In fact, a PA who worked at a residential facility for people with intellectual disabilities observed that their residents were not only suffering from communication limitations at the emergency department, but at times were also “discharged from care by outpatient specialists due to behavioral challenges.”

Robinson and Jamison realized that they could help mitigate these challenges by training their students how to effectively care for patients with communication limitations through an experiential learning activity.

Their goals were to:

  1. Instill in students a greater empathy for patients with intellectual developmental disabilities
  2. Give students a better understanding of how to obtain a medical history for patients with communication limitations
  3. Teach students practical tips for obtaining a medical history and physical examination to increase competence in their future practice
  4. Build a relationship with a local organization that serves people with intellectual disabilities

Their first step was to develop a partnership with a residential facility for people with intellectual disabilities. Before students visited the facility, they were provided a detailed overview of intellectual disability topics, including health disparities and health equity, diagnostic factors, and the necessity of developing a therapeutic alliance with patients and caregivers.

Robinson and Jamison saw the importance of utilizing an active educational model to not only teach practical tips for obtaining a medical history and physical examination, but also to improve students’ confidence for their future interactions with patients with IDD.

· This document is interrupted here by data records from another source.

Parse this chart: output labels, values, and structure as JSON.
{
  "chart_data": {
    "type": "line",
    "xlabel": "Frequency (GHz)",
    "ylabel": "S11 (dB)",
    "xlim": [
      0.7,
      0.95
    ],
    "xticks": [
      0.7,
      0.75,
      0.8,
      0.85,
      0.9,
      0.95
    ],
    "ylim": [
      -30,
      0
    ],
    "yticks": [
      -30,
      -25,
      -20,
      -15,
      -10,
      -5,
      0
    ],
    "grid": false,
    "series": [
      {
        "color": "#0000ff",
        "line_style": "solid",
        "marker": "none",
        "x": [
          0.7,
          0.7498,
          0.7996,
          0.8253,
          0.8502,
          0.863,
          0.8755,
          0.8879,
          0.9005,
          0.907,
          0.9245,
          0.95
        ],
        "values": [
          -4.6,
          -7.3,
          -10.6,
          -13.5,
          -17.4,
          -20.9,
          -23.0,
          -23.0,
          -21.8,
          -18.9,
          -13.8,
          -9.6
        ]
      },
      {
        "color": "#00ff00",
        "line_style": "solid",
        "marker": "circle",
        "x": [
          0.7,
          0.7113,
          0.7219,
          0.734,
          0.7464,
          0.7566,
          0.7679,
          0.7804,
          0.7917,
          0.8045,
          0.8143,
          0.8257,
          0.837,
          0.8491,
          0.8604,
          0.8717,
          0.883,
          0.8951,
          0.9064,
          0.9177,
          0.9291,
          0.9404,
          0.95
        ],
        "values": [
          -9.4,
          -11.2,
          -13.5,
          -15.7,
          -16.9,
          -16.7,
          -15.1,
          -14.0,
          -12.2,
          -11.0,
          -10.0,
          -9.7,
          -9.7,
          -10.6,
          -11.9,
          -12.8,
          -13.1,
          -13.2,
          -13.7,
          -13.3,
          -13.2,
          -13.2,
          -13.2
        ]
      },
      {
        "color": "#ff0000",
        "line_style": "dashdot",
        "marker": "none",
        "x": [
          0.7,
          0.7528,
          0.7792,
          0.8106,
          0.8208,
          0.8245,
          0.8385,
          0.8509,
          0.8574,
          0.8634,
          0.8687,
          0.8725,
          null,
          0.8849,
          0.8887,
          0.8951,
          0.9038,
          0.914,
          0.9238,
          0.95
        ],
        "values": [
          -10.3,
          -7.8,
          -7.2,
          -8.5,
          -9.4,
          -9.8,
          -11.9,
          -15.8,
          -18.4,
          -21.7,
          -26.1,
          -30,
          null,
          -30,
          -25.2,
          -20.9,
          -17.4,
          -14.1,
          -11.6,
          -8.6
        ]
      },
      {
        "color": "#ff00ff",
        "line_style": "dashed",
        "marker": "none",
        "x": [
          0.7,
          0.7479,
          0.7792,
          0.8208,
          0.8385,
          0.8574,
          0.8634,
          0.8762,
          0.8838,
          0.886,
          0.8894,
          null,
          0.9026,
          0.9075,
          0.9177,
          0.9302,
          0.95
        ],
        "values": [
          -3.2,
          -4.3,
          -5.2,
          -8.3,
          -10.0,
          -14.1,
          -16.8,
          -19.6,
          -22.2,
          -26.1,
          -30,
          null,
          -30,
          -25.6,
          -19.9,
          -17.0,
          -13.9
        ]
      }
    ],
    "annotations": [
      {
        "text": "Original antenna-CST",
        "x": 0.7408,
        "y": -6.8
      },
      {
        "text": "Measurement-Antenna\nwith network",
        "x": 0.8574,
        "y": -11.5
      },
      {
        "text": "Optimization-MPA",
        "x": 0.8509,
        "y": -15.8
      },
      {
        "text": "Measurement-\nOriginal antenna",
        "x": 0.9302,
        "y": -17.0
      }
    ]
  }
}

In total, students participated in three on-site visits at the residential facility. They engaged in interactive discussions and lectures with nurse practitioners, physical therapists, and other nursing staff and direct care professionals, and were also asked to complete a history and physical for one patient. Students were encouraged to work in tandem with the care staff to ask about the patient’s communicational style including vocalizations and gestures while ascertaining their current health status. Back at their program, students wrote a comprehensive history and physical, and presented their patient at the next patient assessment group laboratory session.

Reflecting on the activity, students reported “feeling better prepared to assess people with intellectual disabilities, particularly in obtaining a history and performing a physical examination, and feeling less nervous about doing so.” As an unexpected benefit, the partner residential facility reported that they received valuable feedback from staff participants and would like to continue the partnership with the PA program.